Macro Insights Weekly: Climate inflation
- There are three kinds of climate inflation to consider
- First, natural disasters associated with global warming are increasingly causing food price shocks
- Second, green-tech like EV batteries and wind turbines are causing metals and minerals inflation
- Third, to help green transition, fossil fuel taxes and reg would rise, pushing up their prices
- Both fiscal and monetary policy would have to be calibrated for climate inflation
Commentary: Climate inflation
“There is a price to be paid for going green at a pace that reflects the dual objective of safeguarding both our planet and our right to self-determination.”-- Isabel Schnabel, Member of the Executive Board of the ECB, March 17,’22
Multiple inflation shocks are afflicting the global economy these days; there is Covid inflation, caused by supply chains being disrupted by stringency measures, goods demand surging for those in lockdown, and then services demand surging when the pandemic ebbs. Then there is conflict inflation, causing supply shortages of fuel and food. Supply/demand imbalances stemming from the pandemic and conflict are characterising the present inflation backdrop.
But these shocks are of largely short-term nature; surely the pandemic and the Ukraine war will end. But there are medium term structural factors are play too; China’s rapid aging may deprive the world of its previously plentiful workforce. Forces of deglobalisation at play may push for multiple and redundant supply chains, adding inefficiency and costs.
And above all this is climate inflation. Global climate change and climate mitigation-induced inflation would likely have far greater ramification in the medium and long-term than any of the other factors, in our view. Within climate inflation, we need to take cognizance of inflation related to climate change itself, and inflation related to the green transition process.
Impact of natural disasters and severe weather events on economic activity and prices is steepening. This year already has had several extreme droughts, which, in addition to the Ukraine war, has contributed to the ongoing jump in food prices around the world. Increasing frequency of floods and storms can also cause widespread crop failures.

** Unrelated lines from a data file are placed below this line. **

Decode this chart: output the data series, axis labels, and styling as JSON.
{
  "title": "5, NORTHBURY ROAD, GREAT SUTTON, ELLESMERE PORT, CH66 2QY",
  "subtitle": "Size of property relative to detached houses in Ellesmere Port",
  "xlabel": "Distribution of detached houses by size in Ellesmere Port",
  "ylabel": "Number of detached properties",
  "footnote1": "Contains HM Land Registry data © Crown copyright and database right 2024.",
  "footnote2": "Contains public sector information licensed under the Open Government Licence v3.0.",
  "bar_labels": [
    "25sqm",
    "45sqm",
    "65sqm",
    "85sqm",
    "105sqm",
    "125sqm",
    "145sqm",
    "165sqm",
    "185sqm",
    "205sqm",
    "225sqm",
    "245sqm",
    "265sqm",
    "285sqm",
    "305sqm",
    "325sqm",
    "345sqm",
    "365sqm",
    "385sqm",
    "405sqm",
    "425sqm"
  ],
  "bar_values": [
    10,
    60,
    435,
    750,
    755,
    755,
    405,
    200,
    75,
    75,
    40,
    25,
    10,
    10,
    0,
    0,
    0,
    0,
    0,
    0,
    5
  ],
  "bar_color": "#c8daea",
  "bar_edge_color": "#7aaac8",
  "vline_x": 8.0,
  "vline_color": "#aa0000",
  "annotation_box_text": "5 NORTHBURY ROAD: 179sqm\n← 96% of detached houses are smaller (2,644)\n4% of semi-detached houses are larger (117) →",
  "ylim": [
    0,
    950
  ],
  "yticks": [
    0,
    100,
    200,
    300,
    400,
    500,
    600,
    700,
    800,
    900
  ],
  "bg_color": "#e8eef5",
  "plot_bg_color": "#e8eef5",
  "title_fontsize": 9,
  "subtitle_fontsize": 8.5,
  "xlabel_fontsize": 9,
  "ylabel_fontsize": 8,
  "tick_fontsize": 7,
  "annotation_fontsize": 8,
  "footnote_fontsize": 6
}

There are two key aspects to green transition related inflation. First, going green can entail undertaking a brown process. For instance, most green technologies require significant amounts of metals and minerals, such as copper, lithium and cobalt. Producing an electric car can take up to six times more minerals than their internal combustion engine counterparts. An offshore wind energy plant requires over seven times the amount of copper compared with a gas-fired plant. As such transition is undertaken, prices of metals and minerals would likely rise.
Second, in order for green solutions to be acceptable to the market, they have to be subsidised initially; fossil-fuel usage would have to be taxed as well. A relative price adjustment, achieved through taxes and regulation, would entail higher prices of oil, gas, coal during the green transition phase; which would push up the energy part of the CPI basket.
We expect monetary and fiscal policy to become informed by the variety of climate inflation in the coming years. Should energy transition-related inflation be tolerated as a worthy expense toward going green? Can such inflation be readily separated from non-transition related inflation? What would be the forward guidance? Should central banks green their balance sheets; should their asset purchase programs shun brown bonds? These tough questions are going to receive plenty of attention from researchers and policy makers in the coming years and decades.